Electrochemotherapy is used in MCT treatment, which combines the intratumoral/intravenous application of specific drugs and treatment with electrical impulses [297]. Electrochemotherapy leads to temporary electropermeabilization of the cell membrane and entry into the cell of the chemotherapeutic agent to enhance its cytotoxic effect [297]. To perform this technique, two main drugs are used: bleomycin (intratumoral application) and cisplatin (intravenous application) [298]. To prevent the effects of mast cell degranulation, it is important to apply electrical pulses initially at the periphery of the tumor, then move toward the center [179].

4.7.3. Radiotherapy

Mast cell tumors, which have been removed with an adequate margin of healthy tissue, usually require no further treatment [284]. Unfortunately, the location of the tumor in the extremities, head, or tail area often prevents the preservation of so-called “clean” margins, and adjuvant therapy must therefore be implemented. Grade II or III mast cell tumors are treated with radiotherapy, which significantly reduces the risk of local relapse [299]. Mastocytomas respond very well to radiotherapy. In a radical protocol, fractionated irradiation is usually used. The average survival time for patients undergoing radiation therapy was between 2 and 5 years [300]. Radiotherapy treatment of mast cell tumors has additional applications as neoadjuvant treatment to facilitate complete tumor resection [300].

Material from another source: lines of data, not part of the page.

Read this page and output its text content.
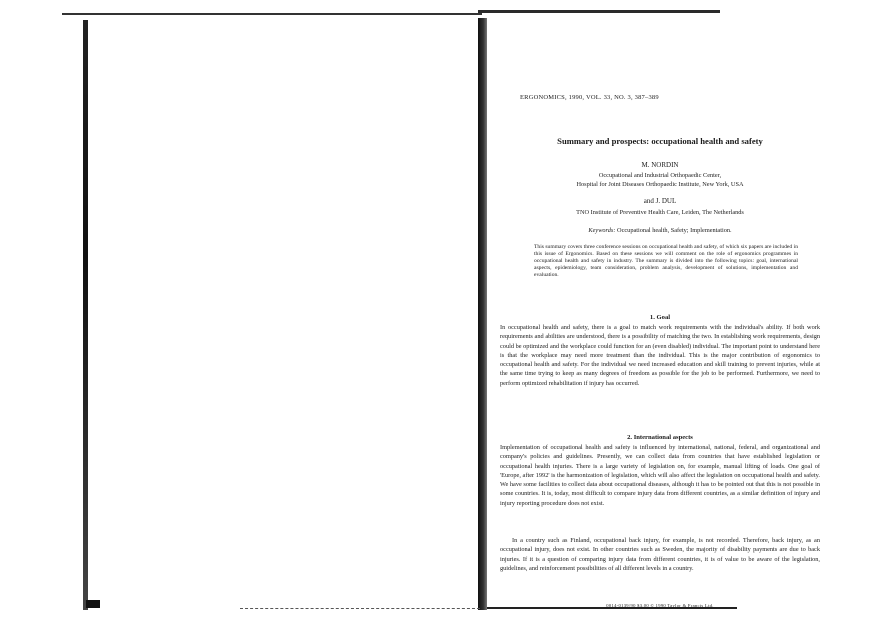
ERGONOMICS, 1990, VOL. 33, NO. 3, 387–389
Summary and prospects: occupational health and safety
M. NORDIN
Occupational and Industrial Orthopaedic Center,
Hospital for Joint Diseases Orthopaedic Institute, New York, USA
and J. DUL
TNO Institute of Preventive Health Care, Leiden, The Netherlands
Keywords: Occupational health, Safety; Implementation.
This summary covers three conference sessions on occupational health and safety, of which six papers are included in this issue of Ergonomics. Based on these sessions we will comment on the role of ergonomics programmes in occupational health and safety in industry. The summary is divided into the following topics: goal, international aspects, epidemiology, team consideration, problem analysis, development of solutions, implementation and evaluation.
1. Goal
In occupational health and safety, there is a goal to match work requirements with the individual's ability. If both work requirements and abilities are understood, there is a possibility of matching the two. In establishing work requirements, design could be optimized and the workplace could function for an (even disabled) individual. The important point to understand here is that the workplace may need more treatment than the individual. This is the major contribution of ergonomics to occupational health and safety. For the individual we need increased education and skill training to prevent injuries, while at the same time trying to keep as many degrees of freedom as possible for the job to be performed. Furthermore, we need to perform optimized rehabilitation if injury has occurred.
2. International aspects
Implementation of occupational health and safety is influenced by international, national, federal, and organizational and company's policies and guidelines. Presently, we can collect data from countries that have established legislation or occupational health injuries. There is a large variety of legislation on, for example, manual lifting of loads. One goal of 'Europe, after 1992' is the harmonization of legislation, which will also affect the legislation on occupational health and safety. We have some facilities to collect data about occupational diseases, although it has to be pointed out that this is not possible in some countries. It is, today, most difficult to compare injury data from different countries, as a similar definition of injury and injury reporting procedure does not exist.
In a country such as Finland, occupational back injury, for example, is not recorded. Therefore, back injury, as an occupational injury, does not exist. In other countries such as Sweden, the majority of disability payments are due to back injuries. If it is a question of comparing injury data from different countries, it is of value to be aware of the legislation, guidelines, and reinforcement possibilities of all different levels in a country.
0014-0139/90 $3.00 © 1990 Taylor & Francis Ltd.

When using treatment with ionizing radiation, it is important to consider the possible side effects, which are divided into early and late reactions. Early side effects include swelling, redness, ulceration, and burning of the skin. Late reactions include leukotrichia, skin discoloration, and fibrosis within the irradiated area [301]. In extreme cases, it can lead to osteoradionecrosis, damage of lymphatic and blood vessels, lymphedema, as well as the formation of another tumor [302].

5. Conclusions

This review summarized the advancement in research on the genetic changes in mast cells, including point mutations (mainly), gene expression, chromosomal aberrations, and epigenetic changes in the form of microRNA expression. The prognosis depends on the histologic type of the tumor and the level of progression in the body. Increasingly advanced diagnostic techniques, combined with modern therapeutic approaches, allow long survival times. Genomic knowledge can be applied to the practice; for example, KIT gene mutations are very often present in mastocytoma cells, which affects disease prognosis. KIT/CD117 receptor mutations are typical changes for human mastocytosis. In contrast, in systemic mastocytosis, high KIT/CD117 expression is observed, but usually, there are no KIT gene mutations. This suggests that epigenetic mechanisms may play a significant role in mastocytosis development and metastasis. Moreover, the expressions of some microRNA molecules (classified as epigenetic mechanisms) have been shown to distinguish healthy and MCT-affected dogs, as well as dogs with and without nodal metastasis. Our paper reviews studies on mast cells, mastocytoma, and mastocytosis carried out over several decades and summarizes the research results conducted in this area. Further studies on the pathobiology of mast cells can lead to clinical improvements, such as better diagnosis and treatment of individuals affected by MCT.